Deanna's eyes are shining with a manic energy he recognises instantly when she grasps his jacket and pulls him toward their bed. It ends up being fast and awkward when he was aiming for tender and sensual – if he's honest, it's far from his best work – but they've both missed the connection and the closeness so much that none of that matters.
"We're going to be okay, aren't we?" Deanna asks him afterwards while they lie wrapped in the sheets.
He runs a hand over her long smooth curtain of hair that's just beginning to curl at the ends. She's worn her hair straight for years, but he smiles at the hint of those wild Betazoid curls he always loved to tangle his fingers in.

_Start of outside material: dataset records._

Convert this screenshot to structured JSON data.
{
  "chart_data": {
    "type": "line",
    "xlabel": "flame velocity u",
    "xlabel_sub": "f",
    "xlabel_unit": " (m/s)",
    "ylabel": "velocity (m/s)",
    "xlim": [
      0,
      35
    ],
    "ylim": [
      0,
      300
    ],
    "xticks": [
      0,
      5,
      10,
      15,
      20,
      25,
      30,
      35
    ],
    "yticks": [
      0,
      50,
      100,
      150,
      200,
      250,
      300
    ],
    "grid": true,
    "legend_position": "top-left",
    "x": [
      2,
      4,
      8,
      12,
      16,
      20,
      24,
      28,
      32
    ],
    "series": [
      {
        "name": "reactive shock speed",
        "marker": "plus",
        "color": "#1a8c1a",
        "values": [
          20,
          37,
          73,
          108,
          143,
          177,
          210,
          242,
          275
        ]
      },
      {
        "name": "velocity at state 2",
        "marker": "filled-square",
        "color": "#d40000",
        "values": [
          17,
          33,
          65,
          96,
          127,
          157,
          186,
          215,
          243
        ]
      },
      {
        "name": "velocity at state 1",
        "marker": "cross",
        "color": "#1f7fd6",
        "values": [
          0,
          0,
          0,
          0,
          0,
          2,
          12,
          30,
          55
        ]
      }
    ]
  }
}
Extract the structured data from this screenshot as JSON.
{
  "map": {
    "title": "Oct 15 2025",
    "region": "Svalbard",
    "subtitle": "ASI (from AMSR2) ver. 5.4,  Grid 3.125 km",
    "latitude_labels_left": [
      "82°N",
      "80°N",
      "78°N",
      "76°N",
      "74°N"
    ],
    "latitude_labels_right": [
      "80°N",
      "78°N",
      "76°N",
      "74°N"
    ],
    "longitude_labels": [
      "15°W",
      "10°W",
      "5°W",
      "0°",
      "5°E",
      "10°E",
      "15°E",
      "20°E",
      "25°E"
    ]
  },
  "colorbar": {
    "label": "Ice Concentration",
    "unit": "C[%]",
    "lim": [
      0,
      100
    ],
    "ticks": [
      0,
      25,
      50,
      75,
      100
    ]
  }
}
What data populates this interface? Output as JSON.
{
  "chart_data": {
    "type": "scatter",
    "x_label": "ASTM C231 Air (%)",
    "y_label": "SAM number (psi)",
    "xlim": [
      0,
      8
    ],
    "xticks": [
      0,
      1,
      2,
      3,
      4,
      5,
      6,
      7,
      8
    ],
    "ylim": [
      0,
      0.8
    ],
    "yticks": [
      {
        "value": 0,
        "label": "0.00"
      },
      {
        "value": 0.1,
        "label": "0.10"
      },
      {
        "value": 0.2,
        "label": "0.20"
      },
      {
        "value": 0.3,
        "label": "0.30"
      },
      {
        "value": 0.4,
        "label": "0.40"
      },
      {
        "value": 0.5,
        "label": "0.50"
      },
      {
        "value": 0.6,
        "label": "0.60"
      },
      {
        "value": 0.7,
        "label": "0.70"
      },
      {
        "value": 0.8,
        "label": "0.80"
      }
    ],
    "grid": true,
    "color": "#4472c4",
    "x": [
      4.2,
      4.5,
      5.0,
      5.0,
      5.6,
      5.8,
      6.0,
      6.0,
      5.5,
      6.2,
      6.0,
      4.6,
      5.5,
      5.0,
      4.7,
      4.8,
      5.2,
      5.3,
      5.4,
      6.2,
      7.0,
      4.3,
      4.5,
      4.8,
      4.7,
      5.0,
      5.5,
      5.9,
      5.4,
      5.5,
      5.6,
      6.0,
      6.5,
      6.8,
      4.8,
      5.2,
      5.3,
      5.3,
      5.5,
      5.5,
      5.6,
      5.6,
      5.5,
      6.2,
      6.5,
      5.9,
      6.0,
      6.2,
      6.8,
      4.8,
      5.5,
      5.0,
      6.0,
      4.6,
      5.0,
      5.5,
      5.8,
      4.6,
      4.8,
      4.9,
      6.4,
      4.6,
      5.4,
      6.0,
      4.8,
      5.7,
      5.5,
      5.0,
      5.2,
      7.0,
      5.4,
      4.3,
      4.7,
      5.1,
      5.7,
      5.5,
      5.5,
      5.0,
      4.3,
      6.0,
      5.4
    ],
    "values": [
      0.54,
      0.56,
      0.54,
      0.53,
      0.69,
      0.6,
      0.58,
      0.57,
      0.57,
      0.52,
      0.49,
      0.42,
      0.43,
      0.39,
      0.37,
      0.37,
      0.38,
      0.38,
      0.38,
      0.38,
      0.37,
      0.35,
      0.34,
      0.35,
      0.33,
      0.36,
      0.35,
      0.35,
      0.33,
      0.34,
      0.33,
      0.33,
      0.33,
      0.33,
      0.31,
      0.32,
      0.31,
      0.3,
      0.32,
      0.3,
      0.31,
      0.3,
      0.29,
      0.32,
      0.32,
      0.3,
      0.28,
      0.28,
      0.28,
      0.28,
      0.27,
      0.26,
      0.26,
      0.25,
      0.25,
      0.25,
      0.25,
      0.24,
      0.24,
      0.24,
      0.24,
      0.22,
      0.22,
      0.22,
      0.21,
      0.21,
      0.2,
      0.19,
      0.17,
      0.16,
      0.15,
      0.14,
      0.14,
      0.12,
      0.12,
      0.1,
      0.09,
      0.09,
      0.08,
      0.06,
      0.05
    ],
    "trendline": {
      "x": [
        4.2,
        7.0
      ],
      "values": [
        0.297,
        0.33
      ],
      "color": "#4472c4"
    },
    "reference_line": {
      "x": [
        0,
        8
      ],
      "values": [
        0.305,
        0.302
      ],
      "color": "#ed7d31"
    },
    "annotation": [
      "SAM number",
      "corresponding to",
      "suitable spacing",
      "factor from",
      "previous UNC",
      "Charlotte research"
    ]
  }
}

"Yes. It isn't always going to feel okay, but we're...us. We'll be fine." Will tries to sound like that Starfleet officer with a resolve of steel that she fell in love with. He isn't quite sure he believes it himself, but it convinces her enough to pull his face to hers and pick up right where they left off.
12.
Three months, two days.
Wesley's old teddy bear is sitting on the shelf above their bed when Will gets back after a long briefing with his first officer about an upcoming mission.
It's nothing, and it's also everything.
Will kicks off his boots, grabs a drink, settles back in an armchair and asks the computer to play some Dixieland jazz that he would inevitably be mocked for if he wasn't alone. Thinks fondly of Deanna, sitting a night shift on the bridge, and sips at his not-too-bad syntheholic Aldebaran whiskey.
It's been a long time since he's been comfortable in his own company.
Will has begun to think of things in terms of before and after. For better or worse, he knows this has changed them, and they can never be the people they once were; instead they are left staring out at the gulf between them and those who have never known the loss of a part of yourself. And if the fabric of what they are is now stitched with the darkness of grief, it's just another thread of the millions they've spent decades weaving together.
The after is as much a part of who they are as everything that came before, and however long it takes him to figure out how to exist in this new world, at least he won't be doing it alone.
He clinks his glass against the tabletop and whispers: "Sweet dreams, Tasha."